Yes, it’s true. Wilcox County has two proms. Now that we have established that, fact let’s clear up some of the other “facts” that have been reported in various media outlets:
* Wilcox County does not have, and has never had, two separate homecoming courts. Immediately after integration we, like many other counties, did have a black and a white queen, but that ended nearly 20 years ago.
* No student has ever been forcibly removed by law enforcement from any Wilcox County prom. Most proms are not even held in our county due to lack of an adequate facility.
* Students of African-American and Hispanic heritage have attended both proms in the past, and no student was denied the opportunity to purchase a ticket to either prom this year.
* The posters for the integrated prom that were “ripped down” at the high school were taken down by a school employee because they were put up without permission. No prom has been allowed to put up posters at school because prom is a party, not a school function.
The truth is, Wilcox County has traditionally had two proms by choice — not coercion, personal preference, and not pressure. There has not been any attempt to block or prevent students from holding an integrated prom and, in fact, the community has supported both proms in the past by participating in student fundraisers. We’re certainly not perfect in Wilcox County, but we’re not as different from anyplace else as we have been portrayed in the media.
The Wilcox County integrated prom will be held in Crisp County this Saturday night in the middle of what will most likely be a media circus. There will be an event held in Wilcox County on Friday night that won’t have television cameras from FOX news, CNN or WSB. No reporters from the Toronto Star, New York Times or The Atlanta Journal-Constitution will be there.
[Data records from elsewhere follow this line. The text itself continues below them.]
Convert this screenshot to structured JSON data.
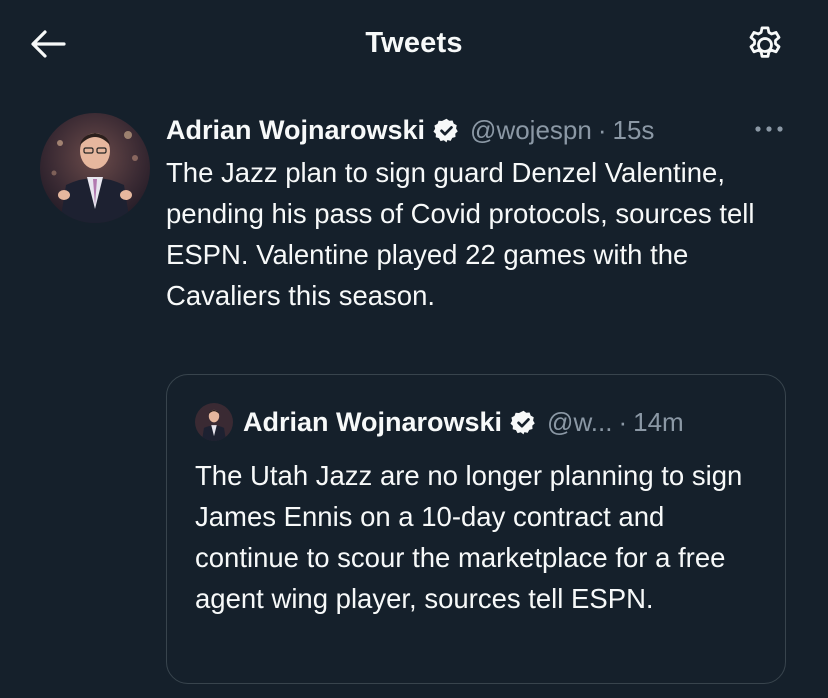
{
  "header": {
    "title": "Tweets",
    "back_icon": "arrow-left-icon",
    "settings_icon": "gear-icon"
  },
  "tweet": {
    "author_name": "Adrian Wojnarowski",
    "handle": "@wojespn",
    "separator": "·",
    "time": "15s",
    "more_label": "···",
    "verified_icon": "verified-badge-icon",
    "text": "The Jazz plan to sign guard Denzel Valentine, pending his pass of Covid protocols, sources tell ESPN. Valentine played 22 games with the Cavaliers this season."
  },
  "quoted_tweet": {
    "author_name": "Adrian Wojnarowski",
    "handle": "@w...",
    "separator": "·",
    "time": "14m",
    "verified_icon": "verified-badge-icon",
    "text": "The Utah Jazz are no longer planning to sign James Ennis on a 10-day contract and continue to scour the marketplace for a free agent wing player, sources tell ESPN."
  },
  "colors": {
    "background": "#15202b",
    "text_primary": "#f7f9f9",
    "text_secondary": "#8b98a5",
    "border": "#38444d"
  }
}
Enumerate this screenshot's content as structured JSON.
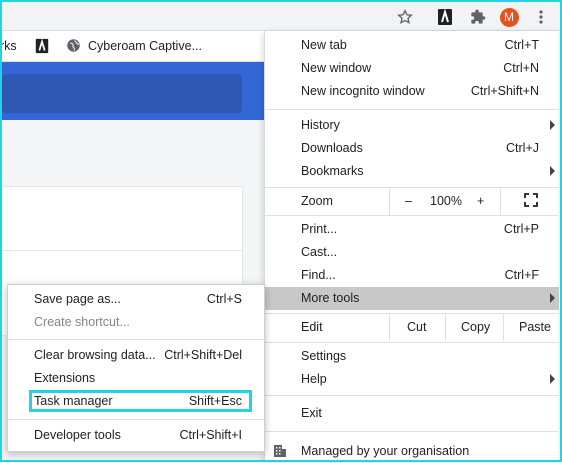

This event will be held quietly by Wilcox County citizens, young and old, black and white, to combat a very real threat that has touched nearly every family in our county. The citizens of Wilcox County will gather at the recreation department once again for the annual Relay for Life to raise funds for the American Cancer Society. Those who have conquered cancer will be recognized, those currently fighting cancer will be prayed for, and those who lost their battle to this dreaded disease will be remembered.
There will be hugs, prayers, conversation and lots of homemade food. This coming event, my fellow citizens of this great country of ours, is a true snapshot of Wilcox County, Georgia.
Wayne McGuinty is a Wilcox County businessman and city council member in Rochelle, Ga.